Samuel Löffler glich erstmals aus (8:8/19.), Pascal Mack brachte die Gelb-Blauen sogar in Front. Patrick Volz besorgte mit einem Doppelschlag kurz vor der Pause die 14:12-Halbzeitführung. „Wir sind besser ins Spiel gekommen“, meinte Stocker. „Durch den Vorsprung hätten wir eigentlich selbstbewusster werden müssen“, hatte sich der 31-Jährige erhofft.
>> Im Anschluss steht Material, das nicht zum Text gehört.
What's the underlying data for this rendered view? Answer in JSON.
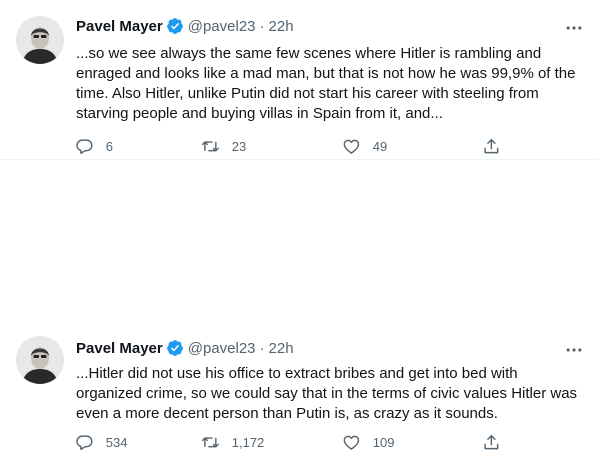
{
  "tweets": [
    {
      "author_name": "Pavel Mayer",
      "handle": "@pavel23",
      "separator": "·",
      "time": "22h",
      "text": "...so we see always the same few scenes where Hitler is rambling and enraged and looks like a mad man, but that is not how he was 99,9% of the time. Also Hitler, unlike Putin did not start his career with steeling from starving people and buying villas in Spain from it, and...",
      "replies": "6",
      "retweets": "23",
      "likes": "49"
    },
    {
      "author_name": "Pavel Mayer",
      "handle": "@pavel23",
      "separator": "·",
      "time": "22h",
      "text": "...Hitler did not use his office to extract bribes and get into bed with organized crime, so we could say that in the terms of civic values Hitler was even a more decent person than Putin is, as crazy as it sounds.",
      "replies": "534",
      "retweets": "1,172",
      "likes": "109"
    }
  ],
  "colors": {
    "verified": "#1d9bf0",
    "secondary": "#536471",
    "text": "#0f1419"
  },
  "icons": [
    "verified-badge-icon",
    "more-icon",
    "reply-icon",
    "retweet-icon",
    "like-icon",
    "share-icon"
  ]
}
Daraus wurde jedoch nichts. Nach dem Seitenwechsel blieb die Anzahl der leichten Fang-, Pass- und sonstigen technischen Fehler sehr hoch.

Vorentscheidung gegen Konstanz

Dennoch war die Partie nach 45 Minuten noch eng. Als Neuhausen die Konstanzer Fehler zu einem Zwischenspurt von 21:19 auf 26:19 nutzte, „ging vorne gar nichts mehr“ (Stocker) und es war die Vorentscheidung gefallen. „Das war einfach nicht unser Tag“, war die bittere Erkenntnis. „Mit dieser Leistung gewinnen wir kein Spiel. Wenn vier, fünf Spieler ihr Potenzial nicht ausschöpfen können, reicht es wie bei jeder Mannschaft eben nicht.“ (joa)

HSG Konstanz II: Gemeinhardt, Ebert (Tor); Mauch (4/2), Schweda (1), Dahm, Michelberger (1), Mack (1), Volz (8), S. Löffler (4), Portmann, Gottesmann (1), Storz (1), J. Löffler (1), Hild (2). – Z: 500.